Транспорт прибыл и убыл без особых эксцессов — это то, что отложилось в памяти; а вот мой тот вылет как-то не запомнился. Наверное, он был долгим и нудным, и наверное, я работал не хуже, чем обычно — по крайней мере, никто не сказал мне иного. На душе было паскудно. Раздражала вопиющая неловкость недавнего прощания, ложь эта бодряческая, произнесённая напоследок; раздражало вновь накатившее злое, аж до горького комка в горле, ощущение одиночества; пуще того раздражала собственная неспособность порадоваться за друга, счастливо соскочившего с этой адской сковородки. На нового механика, с того же транспорта сошедшего, я почитай что и не взглянул — так, буркнул что-то невнятное в ответ на представление зампотеха, да и ушёл в казарму. Не знаю, что подумал обо мне бедняга-новичок, только не было у меня сил не то что на любезность — даже на самую примитивную вежливость.

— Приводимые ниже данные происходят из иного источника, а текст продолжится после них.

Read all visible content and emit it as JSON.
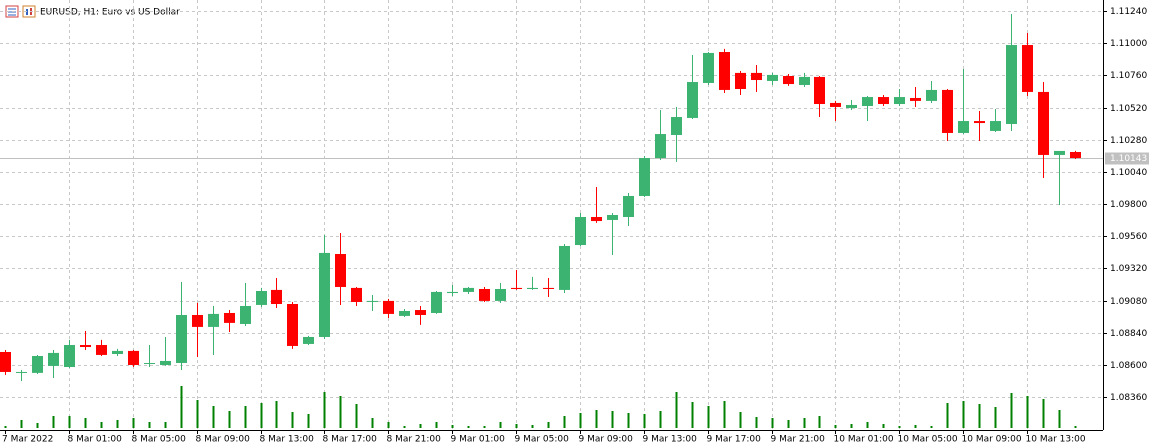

А впрочем, вряд ли он и ждал другого от зека-штрафника.
Вечером того же дня меня сбили.
9
Произошло всё совершенно буднично. Похожие повреждения моя леталка получала уже не раз, так что я даже не слишком и обеспокоился поначалу. "Отстегнул" ведомых и лёг на новый курс, уходя из опасной зоны. Плавно убавил тягу, снимая нагрузку с захлебнувшегося ускорителя; подумал ещё — вот и работка не задержалась новому-то механику…

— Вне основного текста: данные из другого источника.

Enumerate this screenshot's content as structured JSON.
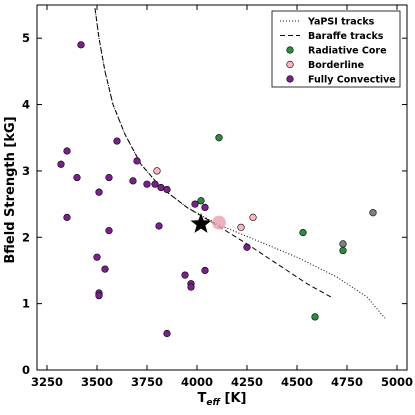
{
  "chart_data": {
    "type": "scatter",
    "xlabel_main": "T",
    "xlabel_sub": "eff",
    "xlabel_unit": " [K]",
    "ylabel": "Bfield Strength [kG]",
    "xlim": [
      3200,
      5050
    ],
    "ylim": [
      0,
      5.5
    ],
    "xticks": [
      3250,
      3500,
      3750,
      4000,
      4250,
      4500,
      4750,
      5000
    ],
    "yticks": [
      0,
      1,
      2,
      3,
      4,
      5
    ],
    "grid": false,
    "legend_position": "top-right",
    "colors": {
      "radiative": "#2e8b3e",
      "borderline": "#ffb6c1",
      "convective": "#7b1f8c",
      "highlight": "#e8a0b0",
      "grey": "#808080"
    },
    "lines": [
      {
        "name": "YaPSI tracks",
        "style": "dotted",
        "points": [
          [
            3490,
            5.45
          ],
          [
            3510,
            5.0
          ],
          [
            3540,
            4.5
          ],
          [
            3580,
            4.0
          ],
          [
            3640,
            3.55
          ],
          [
            3720,
            3.1
          ],
          [
            3820,
            2.75
          ],
          [
            3950,
            2.45
          ],
          [
            4100,
            2.2
          ],
          [
            4300,
            1.95
          ],
          [
            4500,
            1.7
          ],
          [
            4700,
            1.4
          ],
          [
            4850,
            1.1
          ],
          [
            4920,
            0.85
          ],
          [
            4940,
            0.78
          ]
        ]
      },
      {
        "name": "Baraffe tracks",
        "style": "dashed",
        "points": [
          [
            3490,
            5.45
          ],
          [
            3510,
            5.0
          ],
          [
            3540,
            4.5
          ],
          [
            3580,
            4.0
          ],
          [
            3640,
            3.55
          ],
          [
            3720,
            3.1
          ],
          [
            3820,
            2.75
          ],
          [
            3950,
            2.45
          ],
          [
            4100,
            2.18
          ],
          [
            4250,
            1.9
          ],
          [
            4400,
            1.6
          ],
          [
            4550,
            1.3
          ],
          [
            4670,
            1.1
          ]
        ]
      }
    ],
    "series": [
      {
        "name": "Radiative Core",
        "points": [
          [
            4020,
            2.55
          ],
          [
            4110,
            3.5
          ],
          [
            4530,
            2.07
          ],
          [
            4730,
            1.8
          ],
          [
            4590,
            0.8
          ]
        ]
      },
      {
        "name": "Borderline",
        "points": [
          [
            3800,
            3.0
          ],
          [
            4280,
            2.3
          ],
          [
            4220,
            2.15
          ]
        ]
      },
      {
        "name": "Fully Convective",
        "points": [
          [
            3420,
            4.9
          ],
          [
            3320,
            3.1
          ],
          [
            3350,
            3.3
          ],
          [
            3400,
            2.9
          ],
          [
            3350,
            2.3
          ],
          [
            3510,
            2.68
          ],
          [
            3560,
            2.9
          ],
          [
            3600,
            3.45
          ],
          [
            3680,
            2.85
          ],
          [
            3700,
            3.15
          ],
          [
            3750,
            2.8
          ],
          [
            3790,
            2.8
          ],
          [
            3820,
            2.75
          ],
          [
            3850,
            2.72
          ],
          [
            3810,
            2.17
          ],
          [
            3560,
            2.1
          ],
          [
            3500,
            1.7
          ],
          [
            3540,
            1.52
          ],
          [
            3510,
            1.16
          ],
          [
            3510,
            1.12
          ],
          [
            3940,
            1.43
          ],
          [
            3970,
            1.3
          ],
          [
            3970,
            1.25
          ],
          [
            4040,
            1.5
          ],
          [
            3850,
            0.55
          ],
          [
            4250,
            1.85
          ],
          [
            3990,
            2.5
          ],
          [
            4040,
            2.45
          ]
        ]
      }
    ],
    "grey_points": [
      [
        4880,
        2.37
      ],
      [
        4730,
        1.9
      ]
    ],
    "highlight_point": [
      4110,
      2.22
    ],
    "star_point": [
      4020,
      2.2
    ]
  }
}
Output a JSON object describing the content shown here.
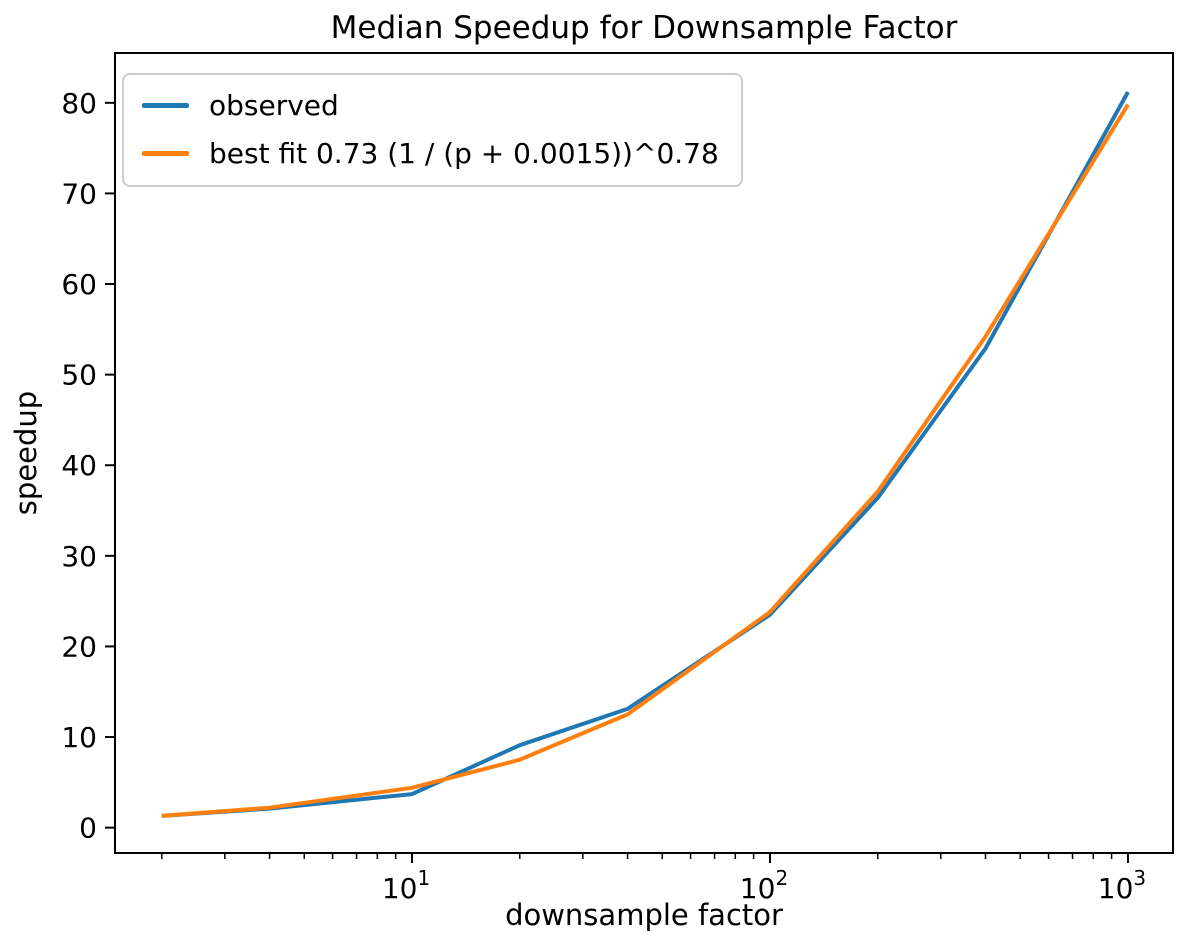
{
  "chart_data": {
    "type": "line",
    "title": "Median Speedup for Downsample Factor",
    "xlabel": "downsample factor",
    "ylabel": "speedup",
    "x_scale": "log",
    "grid": false,
    "legend_position": "upper left",
    "x": [
      2,
      4,
      10,
      20,
      40,
      100,
      200,
      400,
      1000
    ],
    "series": [
      {
        "name": "observed",
        "color": "#1f77b4",
        "values": [
          1.3,
          2.1,
          3.7,
          9.1,
          13.1,
          23.5,
          36.4,
          52.9,
          81.2
        ]
      },
      {
        "name": "best fit 0.73 (1 / (p + 0.0015))^0.78",
        "color": "#ff7f0e",
        "values": [
          1.3,
          2.2,
          4.4,
          7.5,
          12.5,
          23.8,
          37.1,
          54.2,
          79.8
        ]
      }
    ],
    "xlim": [
      1.48,
      1336
    ],
    "ylim": [
      -2.8,
      85.5
    ],
    "y_ticks": [
      0,
      10,
      20,
      30,
      40,
      50,
      60,
      70,
      80
    ],
    "x_major_ticks": [
      10,
      100,
      1000
    ],
    "x_major_tick_labels": [
      "10^1",
      "10^2",
      "10^3"
    ],
    "x_minor_ticks": [
      2,
      3,
      4,
      5,
      6,
      7,
      8,
      9,
      20,
      30,
      40,
      50,
      60,
      70,
      80,
      90,
      200,
      300,
      400,
      500,
      600,
      700,
      800,
      900
    ],
    "axis_color": "#000000",
    "tick_label_color": "#000000"
  }
}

…И пустотой в груди ощутил падение компрессии в движке.
Сразу стало как-то холодно и звонко; включившийся внутри неумолимый счётчик начал отщёлкивать последние секунды моего пребывания в воздухе.
Оговорюсь для тех, кто не знает. У бифлая планирующие свойства похуже, пожалуй, будут, чем у топора. То, что мы привыкли по традиции называть "крыльями", на самом деле — не более чем плоскостные рули, облегчающие маневрирование в атмосфере; машину удерживает в воздухе только двигатель, а форма корпуса подчинена единственной цели — снижению сопротивления среды.
Управлять бифлаем без работающего движка нельзя. Можно переложить рули так, чтобы атмосферное сопротивление максимально повысить. Но и только. Разница в скорости падения будет где-то в сотых долях после запятой.
Но поскольку горизонтальная скорость в момент отказа ещё велика, длится падение довольно долго.
Я падал, казалось, целую вечность, и это было по-настоящему страшно. Целая вечность бесплодных, отчаянных попыток запустить двигатель — кроме этого я ничего сделать не мог.
Я остался жив. Но это не было моей заслугой.